I hate it when I think that there’s an open parking space and then I have to run over a motorcycle …
My husband let me sleep in late and then made me pancakes.
Someone please let Dateline know my death was absolutely premeditated.
Me: All these people posting wacky things they did in lockdown. I WAS TOO BUSY.
Also Me: *remembering the household playing ‘Hide the Onion’, where one person hides an onion & if you find the onion, you declare the onion found & re-hide the onion. This went on for 2 months*
I’ve got moves like Jagger, too…
…so far all it’s gotten me is unnecessary medical attention.
You can have a child or you can have a phone charger. You can’t have both.
Cop: anything in your pockets I should be aware of?
Me: I don’t think so
Cop: *pulls out egg*
Me: what lol
Cop: *pulls out another egg*
Me: wait how are you doing that?
Cop: *pulls out third egg*
Me: ok mister
Cop: *pulls out egg carton*
Me: what a fun time we’re having
@isabelzawtun @UncleDuke1969 I had a customer tell me that wanted 50% off an item because of a sign. The sign clearly stated which product was 50% off, which I pointed out. Her response was “what If I couldn’t read?”
I literally had to just walk away.
I bet ducks would love bananas if they knew about bananas.
Having a teen daughter the same shoe size as me is worth every single eye roll and sigh she dishes out because my shoe closet has doubled.
Me: How bout we head over to my place?
Her: Nope
Me: I have a dog…
Her: Get in I’ll drive
every 5 year old named Khaleesi is about to get a little brother named Zelenskyy
Phones are getting smarter and thinner. People, not so much.
‘Christ on a bike’, ‘Jesus is my co-pilot’, ‘Jesus take the wheel’ – stop making an iron age carpenter operate complex machinery
I’m still waiting for the chicken pot pie I cooked last weekend to cool down.
But wait…
I refused to buy 9yo a polished stone at the store to go with the rocks she found on the way into the store, and let’s just say our relationship is a little rocky right now.
I hope Bitcoin is like Snapchat in that people stop talking about it before I have to learn what it is.

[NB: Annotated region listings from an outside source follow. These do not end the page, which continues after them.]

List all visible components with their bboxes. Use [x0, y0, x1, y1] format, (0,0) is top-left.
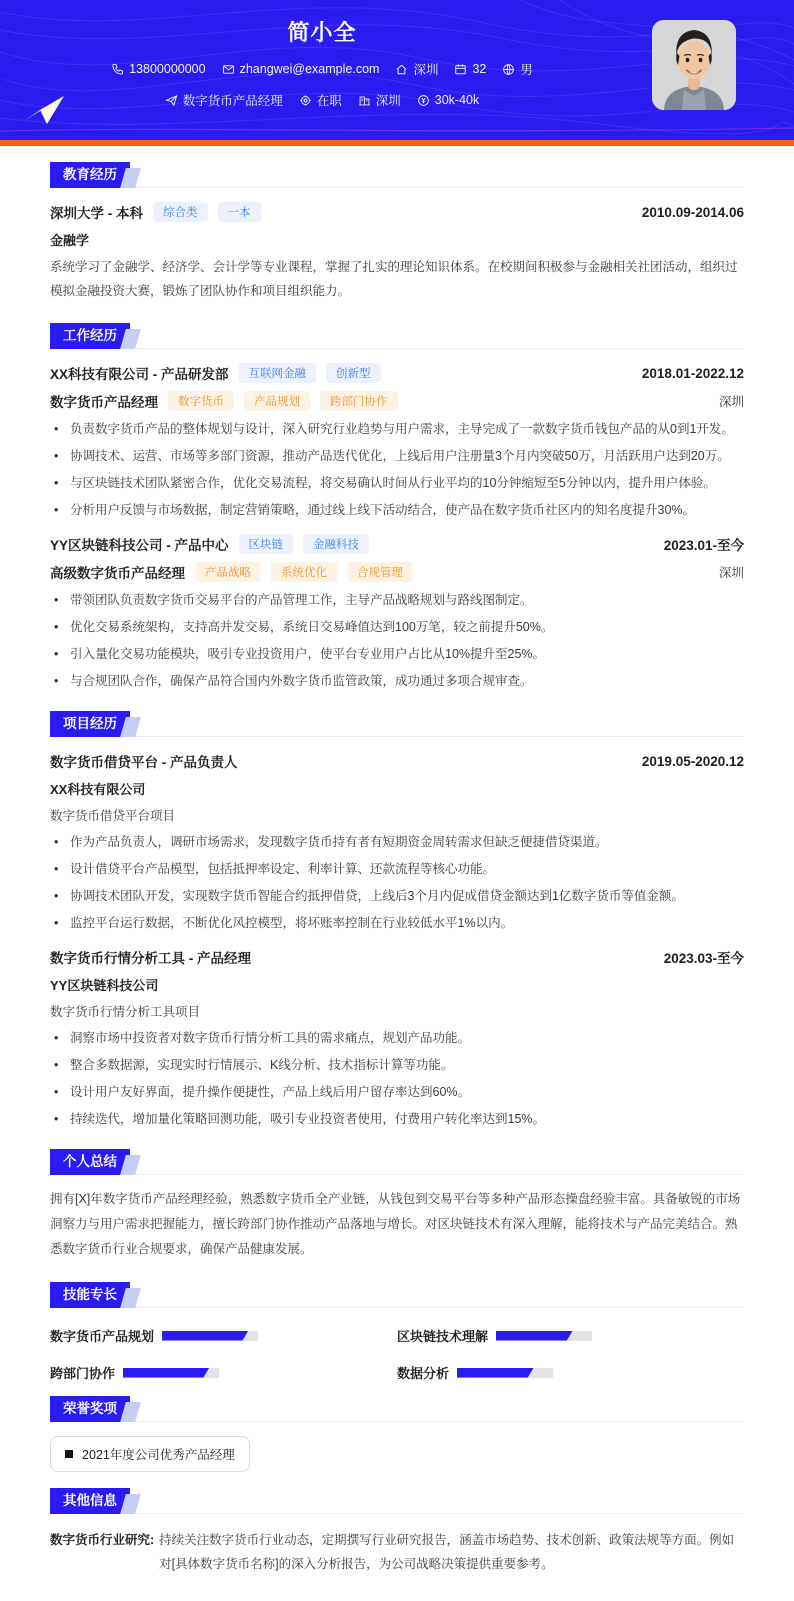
project-company: XX科技有限公司 [50, 779, 744, 798]
other-info-text: 持续关注数字货币行业动态，定期撰写行业研究报告，涵盖市场趋势、技术创新、政策法规… [159, 1528, 744, 1576]
section-badge-education: 教育经历 [50, 162, 130, 188]
section-summary: 个人总结 [50, 1149, 744, 1175]
work-bullet-list: 负责数字货币产品的整体规划与设计，深入研究行业趋势与用户需求，主导完成了一款数字… [50, 419, 744, 520]
skill-name: 跨部门协作 [50, 1363, 115, 1382]
skill-bar-fill [162, 1331, 248, 1341]
accent-divider [0, 140, 794, 146]
contact-age: 32 [454, 62, 486, 76]
age-icon [454, 63, 467, 76]
project-subtitle: 数字货币借贷平台项目 [50, 806, 744, 824]
skill-bar-fill [123, 1368, 209, 1378]
skill-bar [457, 1368, 553, 1378]
project-bullet-list: 作为产品负责人，调研市场需求，发现数字货币持有者有短期资金周转需求但缺乏便捷借贷… [50, 832, 744, 933]
contact-salary: 30k-40k [417, 93, 479, 107]
school-name: 深圳大学 - 本科 [50, 202, 143, 222]
skill-bar [496, 1331, 592, 1341]
position-icon [165, 94, 178, 107]
project-bullet-list: 洞察市场中投资者对数字货币行情分析工具的需求痛点，规划产品功能。 整合多数据源，… [50, 1028, 744, 1129]
job-tag: 产品战略 [195, 562, 261, 582]
contact-status: 在职 [299, 91, 342, 109]
status-icon [299, 94, 312, 107]
city-icon [358, 94, 371, 107]
section-skills: 技能专长 [50, 1282, 744, 1308]
resume-body: 教育经历 深圳大学 - 本科 综合类 一本 2010.09-2014.06 金融… [0, 162, 794, 1576]
salary-icon [417, 94, 430, 107]
project-entry-header: 数字货币借贷平台 - 产品负责人 2019.05-2020.12 [50, 751, 744, 771]
skill-name: 数据分析 [397, 1363, 449, 1382]
skills-grid: 数字货币产品规划 区块链技术理解 跨部门协作 数据分析 [50, 1326, 744, 1382]
project-title: 数字货币行情分析工具 - 产品经理 [50, 947, 251, 967]
contact-row-1: 13800000000 zhangwei@example.com 深圳 32 男 [60, 60, 584, 78]
company-tag: 区块链 [239, 534, 294, 554]
mail-icon [222, 63, 235, 76]
other-info-row: 数字货币行业研究: 持续关注数字货币行业动态，定期撰写行业研究报告，涵盖市场趋势… [50, 1528, 744, 1576]
skill-item: 区块链技术理解 [397, 1326, 744, 1345]
section-badge-skills: 技能专长 [50, 1282, 130, 1308]
education-description: 系统学习了金融学、经济学、会计学等专业课程，掌握了扎实的理论知识体系。在校期间积… [50, 255, 744, 303]
section-badge-other: 其他信息 [50, 1488, 130, 1514]
project-date: 2023.03-至今 [664, 947, 744, 967]
work-bullet: 协调技术、运营、市场等多部门资源，推动产品迭代优化，上线后用户注册量3个月内突破… [50, 446, 744, 466]
skill-bar [162, 1331, 258, 1341]
project-entry-header: 数字货币行情分析工具 - 产品经理 2023.03-至今 [50, 947, 744, 967]
job-tag: 合规管理 [347, 562, 413, 582]
other-info-label: 数字货币行业研究: [50, 1528, 154, 1576]
summary-text: 拥有[X]年数字货币产品经理经验，熟悉数字货币全产业链，从钱包到交易平台等多种产… [50, 1187, 744, 1262]
job-location: 深圳 [719, 392, 744, 410]
project-bullet: 设计借贷平台产品模型，包括抵押率设定、利率计算、还款流程等核心功能。 [50, 859, 744, 879]
project-title: 数字货币借贷平台 - 产品负责人 [50, 751, 238, 771]
company-tag: 创新型 [326, 363, 381, 383]
work-date: 2018.01-2022.12 [642, 366, 744, 381]
work-bullet: 带领团队负责数字货币交易平台的产品管理工作，主导产品战略规划与路线图制定。 [50, 590, 744, 610]
skill-item: 数字货币产品规划 [50, 1326, 397, 1345]
work-bullet: 分析用户反馈与市场数据，制定营销策略，通过线上线下活动结合，使产品在数字货币社区… [50, 500, 744, 520]
education-tag: 一本 [218, 202, 261, 222]
section-work: 工作经历 [50, 323, 744, 349]
job-tag: 产品规划 [244, 391, 310, 411]
home-icon [395, 63, 408, 76]
education-entry-header: 深圳大学 - 本科 综合类 一本 2010.09-2014.06 [50, 202, 744, 222]
section-education: 教育经历 [50, 162, 744, 188]
gender-icon [502, 63, 515, 76]
skill-item: 跨部门协作 [50, 1363, 397, 1382]
section-badge-summary: 个人总结 [50, 1149, 130, 1175]
skill-bar-fill [496, 1331, 573, 1341]
company-tag: 互联网金融 [239, 363, 317, 383]
contact-phone: 13800000000 [111, 62, 205, 76]
education-major: 金融学 [50, 230, 744, 249]
work-entry-header: XX科技有限公司 - 产品研发部 互联网金融 创新型 2018.01-2022.… [50, 363, 744, 383]
phone-icon [111, 63, 124, 76]
skill-bar [123, 1368, 219, 1378]
project-bullet: 协调技术团队开发，实现数字货币智能合约抵押借贷，上线后3个月内促成借贷金额达到1… [50, 886, 744, 906]
job-tag: 跨部门协作 [320, 391, 398, 411]
work-entry-subheader: 高级数字货币产品经理 产品战略 系统优化 合规管理 深圳 [50, 562, 744, 582]
job-title: 高级数字货币产品经理 [50, 562, 185, 582]
work-bullet: 优化交易系统架构，支持高并发交易，系统日交易峰值达到100万笔，较之前提升50%… [50, 617, 744, 637]
job-title: 数字货币产品经理 [50, 391, 158, 411]
project-bullet: 设计用户友好界面，提升操作便捷性，产品上线后用户留存率达到60%。 [50, 1082, 744, 1102]
skill-name: 数字货币产品规划 [50, 1326, 154, 1345]
work-bullet: 引入量化交易功能模块，吸引专业投资用户，使平台专业用户占比从10%提升至25%。 [50, 644, 744, 664]
work-bullet: 负责数字货币产品的整体规划与设计，深入研究行业趋势与用户需求，主导完成了一款数字… [50, 419, 744, 439]
candidate-photo [652, 20, 736, 110]
education-tag: 综合类 [153, 202, 208, 222]
skill-bar-fill [457, 1368, 534, 1378]
header-center-block: 简小全 13800000000 zhangwei@example.com 深圳 … [60, 16, 584, 109]
project-date: 2019.05-2020.12 [642, 754, 744, 769]
section-badge-honors: 荣誉奖项 [50, 1396, 130, 1422]
work-bullet: 与合规团队合作，确保产品符合国内外数字货币监管政策，成功通过多项合规审查。 [50, 671, 744, 691]
project-bullet: 作为产品负责人，调研市场需求，发现数字货币持有者有短期资金周转需求但缺乏便捷借贷… [50, 832, 744, 852]
contact-city: 深圳 [358, 91, 401, 109]
skill-name: 区块链技术理解 [397, 1326, 488, 1345]
work-entry-subheader: 数字货币产品经理 数字货币 产品规划 跨部门协作 深圳 [50, 391, 744, 411]
contact-email: zhangwei@example.com [222, 62, 380, 76]
resume-header: 简小全 13800000000 zhangwei@example.com 深圳 … [0, 0, 794, 140]
work-date: 2023.01-至今 [664, 534, 744, 554]
contact-position: 数字货币产品经理 [165, 91, 283, 109]
contact-row-2: 数字货币产品经理 在职 深圳 30k-40k [60, 91, 584, 109]
avatar [652, 20, 736, 110]
job-tag: 系统优化 [271, 562, 337, 582]
project-bullet: 整合多数据源，实现实时行情展示、K线分析、技术指标计算等功能。 [50, 1055, 744, 1075]
education-date: 2010.09-2014.06 [642, 205, 744, 220]
section-badge-work: 工作经历 [50, 323, 130, 349]
contact-location: 深圳 [395, 60, 438, 78]
work-bullet: 与区块链技术团队紧密合作，优化交易流程，将交易确认时间从行业平均的10分钟缩短至… [50, 473, 744, 493]
project-bullet: 洞察市场中投资者对数字货币行情分析工具的需求痛点，规划产品功能。 [50, 1028, 744, 1048]
company-tag: 金融科技 [303, 534, 369, 554]
contact-gender: 男 [502, 60, 533, 78]
honor-text: 2021年度公司优秀产品经理 [82, 1445, 235, 1463]
section-honors: 荣誉奖项 [50, 1396, 744, 1422]
candidate-name: 简小全 [60, 16, 584, 47]
work-entry-header: YY区块链科技公司 - 产品中心 区块链 金融科技 2023.01-至今 [50, 534, 744, 554]
project-company: YY区块链科技公司 [50, 975, 744, 994]
job-tag: 数字货币 [168, 391, 234, 411]
job-location: 深圳 [719, 563, 744, 581]
company-name: XX科技有限公司 - 产品研发部 [50, 363, 229, 383]
section-badge-projects: 项目经历 [50, 711, 130, 737]
section-other: 其他信息 [50, 1488, 744, 1514]
project-bullet: 监控平台运行数据，不断优化风控模型，将坏账率控制在行业较低水平1%以内。 [50, 913, 744, 933]
skill-item: 数据分析 [397, 1363, 744, 1382]
project-bullet: 持续迭代，增加量化策略回测功能，吸引专业投资者使用，付费用户转化率达到15%。 [50, 1109, 744, 1129]
work-bullet-list: 带领团队负责数字货币交易平台的产品管理工作，主导产品战略规划与路线图制定。 优化… [50, 590, 744, 691]
paper-plane-graphic [24, 96, 64, 124]
project-subtitle: 数字货币行情分析工具项目 [50, 1002, 744, 1020]
company-name: YY区块链科技公司 - 产品中心 [50, 534, 229, 554]
section-projects: 项目经历 [50, 711, 744, 737]
honor-item: 2021年度公司优秀产品经理 [50, 1436, 250, 1472]
square-bullet-icon [65, 1450, 73, 1458]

Netflix: Are you still watching?
Me: Yes.
Netflix: Might I suggest a shower?
Confuse your doctor by putting on rubber gloves at the same time he does.
“Would you like to import all of your phonebook contacts to your Twitter account…?”
hahahaha yeah, that’ll go well
My mom asked me to pick her up from the airport. I know she raised me, but if I do this, we’re even.